If there’s one thing that I’ll say for us Scandinavian stock is that we like our carbs.
It’s part of our charm.
Since my aunt and uncle moved to Chicago earlier this year (and since my cousin moved here a few years ago), there have been even more excuses for carb and butter consumption in my life.
My uncle Paul’s lefse is a non-negotiable, no matter how many pounds of Christmas chub I’m currently locked in a battle to the death with.
As Paul says, “lefse is really a butter delivery system”. He’s a good man, my uncle Paul.
Oh, and you should know that we Scandinavians like to increase our butter and carb consumption by at least 33% around Christmas. I think it’s in our laws somewhere.
So this meant that Sunday was reserved for a good 3 hours of lefse making (there were stations for each of us. I’m not even kidding) and aquavit drinking.

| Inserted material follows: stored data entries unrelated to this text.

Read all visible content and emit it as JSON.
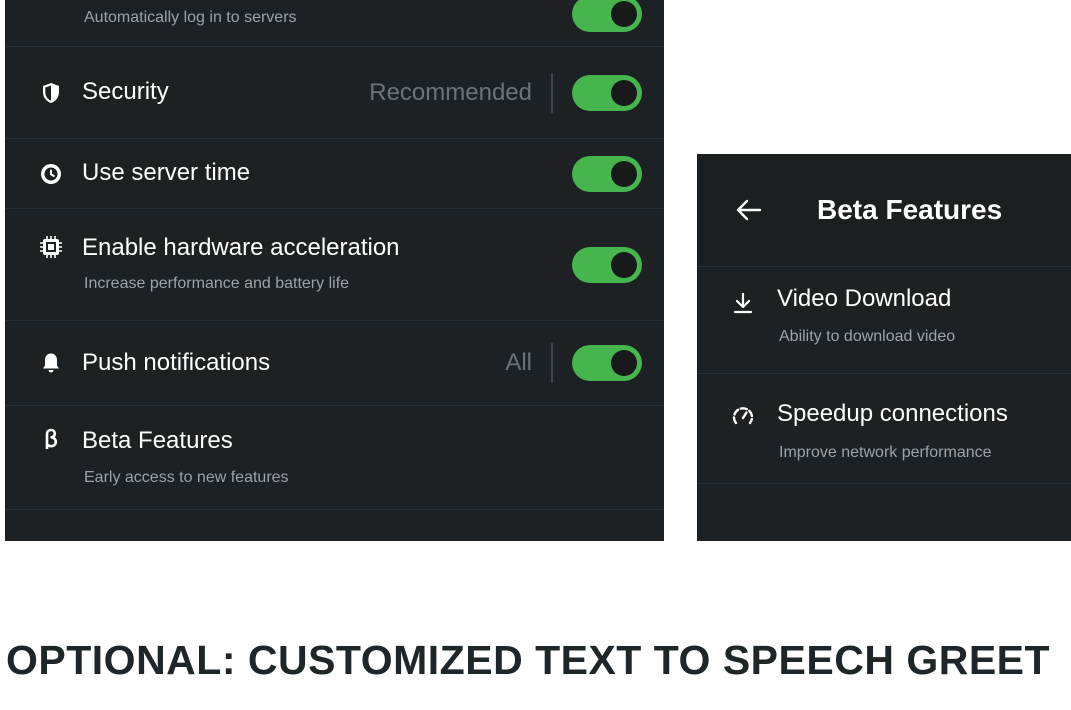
{
  "settings": {
    "auto_login": {
      "subtitle": "Automatically log in to servers",
      "enabled": true
    },
    "security": {
      "title": "Security",
      "value": "Recommended",
      "enabled": true,
      "icon": "shield-icon"
    },
    "server_time": {
      "title": "Use server time",
      "enabled": true,
      "icon": "clock-icon"
    },
    "hardware_accel": {
      "title": "Enable hardware acceleration",
      "subtitle": "Increase performance and battery life",
      "enabled": true,
      "icon": "chip-icon"
    },
    "push": {
      "title": "Push notifications",
      "value": "All",
      "enabled": true,
      "icon": "bell-icon"
    },
    "beta": {
      "title": "Beta Features",
      "subtitle": "Early access to new features",
      "icon": "beta-icon"
    }
  },
  "beta_page": {
    "title": "Beta Features",
    "items": [
      {
        "title": "Video Download",
        "subtitle": "Ability to download video",
        "icon": "download-icon"
      },
      {
        "title": "Speedup connections",
        "subtitle": "Improve network performance",
        "icon": "speedometer-icon"
      }
    ]
  },
  "caption": "OPTIONAL: CUSTOMIZED TEXT TO SPEECH GREET",
  "colors": {
    "panel_bg": "#1b1f22",
    "toggle_on": "#47b54e",
    "text_primary": "#ffffff",
    "text_secondary": "#9ba3a8",
    "text_value": "#6b7378"
  }
}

I don’t have a picture of all of that. Really, the world doesn’t need to see it. Just imagine lots of little cordial glasses around a kitchen almost completely covered in flour and Scandinavians.
Of course, once we were done rolling, cooking, buttering, sugaring, eating and sipping, we needed to move onto some real food.
You might not know this, but my dad is a master of the open faced sandwich. Open faced sandwiches are a big deal in Scandinavia. You’re probably familiar with the Americanized “smorgasbord”. Actually, In Danish the word for these open faced sandwiches is “smørrebrød”.
The more you know (cue: shooting star).
Anyway, my dad puts together quite the spread.
Scandinavian meatballs, pickled beets and cucumbers, pickled herring and lox sandwiches…
Roast beef, ham, turkey, shrimp salad and hard-boiled egg sandwiches…
Leverpostej (Scandinavian paté) and nokkeløst sandwiches.
It was a nice little feast. And everyone knows that it’s important to properly refuel after consuming lots of carbs and butter.
I think I’m ready for Christmas now.